The Japanese MOF eventually intervened on Monday as the USDJPY exchanged rate crossed the 160.00 handle. The pair fell for 500 pips before bouncing on the 155.00 handle and some key levels as the bulls bought the dip. The problem here is that central bank intervention doesn’t work unless the fundamentals change. The impact is generally short term and the market fades the move by buying/selling at even better levels.
On the 4-hour chart, we can see that the 160.00 handle is now clearly the line in the sand. The pair bounced around the 155.00 handle where we had the most recent swing low level and a trendline.
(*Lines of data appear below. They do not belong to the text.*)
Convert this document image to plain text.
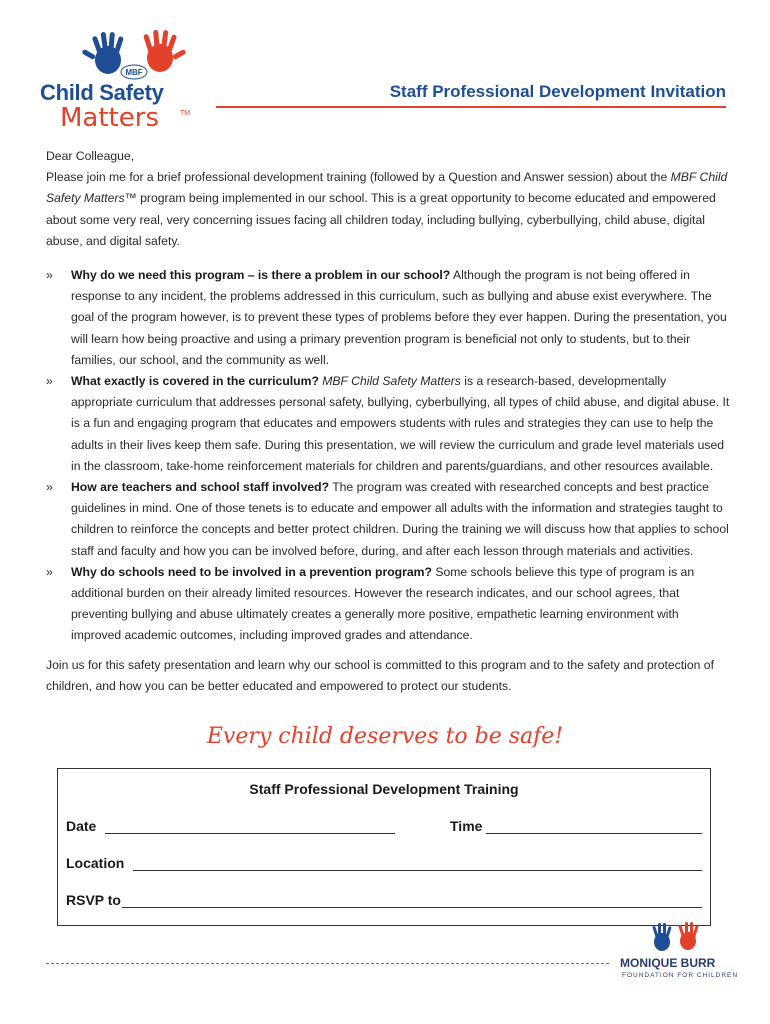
MBF
Child Safety
Matters	TM
Staff Professional Development Invitation

Dear Colleague,

Please join me for a brief professional development training (followed by a Question and Answer session) about the MBF Child Safety Matters™ program being implemented in our school. This is a great opportunity to become educated and empowered about some very real, very concerning issues facing all children today, including bullying, cyberbullying, child abuse, digital abuse, and digital safety.

» Why do we need this program – is there a problem in our school? Although the program is not being offered in response to any incident, the problems addressed in this curriculum, such as bullying and abuse exist everywhere. The goal of the program however, is to prevent these types of problems before they ever happen. During the presentation, you will learn how being proactive and using a primary prevention program is beneficial not only to students, but to their families, our school, and the community as well.
» What exactly is covered in the curriculum? MBF Child Safety Matters is a research-based, developmentally appropriate curriculum that addresses personal safety, bullying, cyberbullying, all types of child abuse, and digital abuse. It is a fun and engaging program that educates and empowers students with rules and strategies they can use to help the adults in their lives keep them safe. During this presentation, we will review the curriculum and grade level materials used in the classroom, take-home reinforcement materials for children and parents/guardians, and other resources available.
» How are teachers and school staff involved? The program was created with researched concepts and best practice guidelines in mind. One of those tenets is to educate and empower all adults with the information and strategies taught to children to reinforce the concepts and better protect children. During the training we will discuss how that applies to school staff and faculty and how you can be involved before, during, and after each lesson through materials and activities.
» Why do schools need to be involved in a prevention program? Some schools believe this type of program is an additional burden on their already limited resources. However the research indicates, and our school agrees, that preventing bullying and abuse ultimately creates a generally more positive, empathetic learning environment with improved academic outcomes, including improved grades and attendance.

Join us for this safety presentation and learn why our school is committed to this program and to the safety and protection of children, and how you can be better educated and empowered to protect our students.

Every child deserves to be safe!
Staff Professional Development Training
Date	Time
Location
RSVP to
MONIQUE BURR
FOUNDATION FOR CHILDREN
All else being equal, it’s very likely that we will see the pair rising back into the 160.00 handle where we could see a rejection as some profit taking amid fears of another intervention might lead to a pullback.
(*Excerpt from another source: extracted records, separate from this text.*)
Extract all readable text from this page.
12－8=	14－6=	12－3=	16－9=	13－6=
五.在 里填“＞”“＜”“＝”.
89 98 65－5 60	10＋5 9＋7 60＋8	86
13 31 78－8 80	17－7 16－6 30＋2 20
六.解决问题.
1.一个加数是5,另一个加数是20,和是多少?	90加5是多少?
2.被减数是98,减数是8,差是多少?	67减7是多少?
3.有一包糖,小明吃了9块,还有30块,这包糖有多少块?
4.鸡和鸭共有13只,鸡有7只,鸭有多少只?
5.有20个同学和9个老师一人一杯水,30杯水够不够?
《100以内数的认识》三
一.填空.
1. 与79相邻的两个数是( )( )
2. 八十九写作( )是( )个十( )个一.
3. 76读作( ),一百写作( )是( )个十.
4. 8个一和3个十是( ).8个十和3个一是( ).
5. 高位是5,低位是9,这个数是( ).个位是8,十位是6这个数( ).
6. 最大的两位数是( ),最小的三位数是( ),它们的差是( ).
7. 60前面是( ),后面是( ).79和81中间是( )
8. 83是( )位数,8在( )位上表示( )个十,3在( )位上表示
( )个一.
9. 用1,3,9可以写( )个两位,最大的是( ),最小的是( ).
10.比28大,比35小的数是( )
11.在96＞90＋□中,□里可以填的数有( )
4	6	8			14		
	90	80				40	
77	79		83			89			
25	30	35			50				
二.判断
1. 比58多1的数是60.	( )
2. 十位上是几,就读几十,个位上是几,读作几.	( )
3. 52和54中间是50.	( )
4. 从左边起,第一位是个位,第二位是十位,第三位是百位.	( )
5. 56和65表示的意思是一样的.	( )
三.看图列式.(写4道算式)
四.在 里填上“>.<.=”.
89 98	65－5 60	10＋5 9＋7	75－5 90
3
On the 1-hour chart, we can see that we had a resistance zone around the 157.00 handle but the hot US Q1 ECI triggered a breakout with more buyers piling in afterwards. There are talks that the Japanese can change the current situation if the BoJ were to surprise with a rate hike. I don’t see why they would risk to endanger the progress on wage growth and inflation just to have a limited gain. From a risk management perspective, it doesn’t look like a good strategy.
This brings us to the only way the trend could reverse: the US data deteriorates and the market prices back in three or more rate cuts. A lot of the hawkishness is already priced in, but the pair continues to move up as the carry trade remains great. A contrarian here will look at the record short positions in the Yen and wait for the right catalyst to pile in. At the moment, we don’t have any of that. Yes, there are signs of weakness in some soft data but the hard data continues to surprise to the upside. The market will want to see some confirmation from the hard data or huge downside surprises in things like the ISM PMIs before reversing the trend.